YUC members are researching other options they think would be more effective than pulling students out of core subject classes. They argue that all students should have access to productive opportunities to improve test-taking skills at the school.

Many students complain that the Kaplan test preparation materials in use were boring and lacked relevance. In response, YUC member Tiffany Thomas proposed that students meet to discuss how to make test preparation more interesting.

The frustrations about test prep materials mirror a more general feeling among YUC members that instruction is less engaging because of the test prep regime. Some students complain that they have to copy the state standards for each lesson and in some cases memorize them.
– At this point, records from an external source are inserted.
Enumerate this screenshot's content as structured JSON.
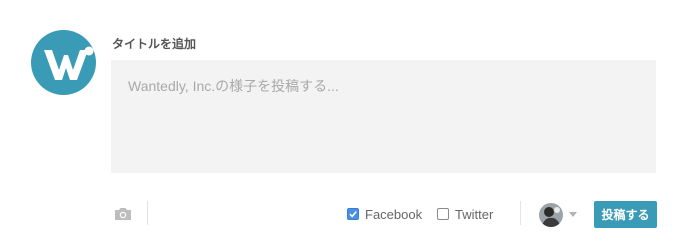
{
  "composer": {
    "title_link": "タイトルを追加",
    "body_placeholder": "Wantedly, Inc.の様子を投稿する...",
    "body_value": ""
  },
  "company_avatar": {
    "icon": "wantedly-w-logo",
    "color": "#3a9bb6"
  },
  "share": {
    "facebook": {
      "label": "Facebook",
      "checked": true
    },
    "twitter": {
      "label": "Twitter",
      "checked": false
    }
  },
  "footer": {
    "photo_icon": "camera-icon",
    "post_button_label": "投稿する",
    "accent_color": "#3a9bb6"
  }
}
"We used to do a lot of things that were fun, like in science when we did hands-on experiments," said 11th grader Kenneth Williams. "Now it’s just worksheets, worksheets, worksheets."

Another practice YUC students seek to change is the circulation of test prep scores among the students, which happened last year among the 11th graders who were selected for test prep. The students say this is humiliating to them. In a similar vein, students who are late have had their names read over the public address system.

"Why do they have to put us down?" student Shardae Westcott protested.

"What we need is encouragement," Kenneth Williams added.

While YUC members have many questions about the value of high-stakes testing, they say they understand that schools have little choice but to try to meet AYP. What they say they want is a constructive dialogue with the administration about how to make this process more equitable and more respectful of student needs.

Different view from Edison

YUC members at Edison High School had a more positive take on the impact of NCLB on teaching and learning. Edison, like all but a few comprehensive high schools, did not make AYP last year. It did improve its graduation rate but failed to sufficiently increase the number of students scoring "proficient" in reading and math.

One issue at Edison is the requirement that students who are English language learners take the grade-level PSSA in English after only one year in the country. Pennsylvania has not provided a test for students to take in their native language even though the No Child Left Behind law allows English language learners up to three years to take the test in their native language. The state’s testing policy adds a whole layer of difficulty in trying to raise test scores at schools like Edison with a large number of non-English speaking students.

YUC at Edison is focusing on issues other than AYP right now, and so students were not as well informed about the NCLB law and its ramifications as the students at Mansion.

Tenth graders Aquannette DiCastanada and Timeka Ellis both expressed the view that teachers now seemed to be working harder and are more focused on helping students learn than before.

Student Diomedes Sallas saw much of the test prep as "helping us prepare for college." While some students complained test prep materials were boring, others found them engaging. Students cited the use of past PSSA open-ended questions as a widespread form of test preparation.

According to the students, Edison is offering a number of incentives to get students to take the test and improve their test scores, including T-shirts and payment of a portion of graduation dues. These incentives were well received by students and helped boost both attendance at afterschool test prep classes and test participation at the school.

This year marks the implementation of the Kaplan-designed core curriculum for the high schools, and District officials say that preparation for the PSSA will now be better integrated into instruction.

But the pressure on students to perform is bound to grow – with so many schools behind the AYP eight-ball, including 15 high schools that are in "Corrective Action II, second year," and therefore subject to management restructuring. How schools and students experience this growing pressure will be something to watch.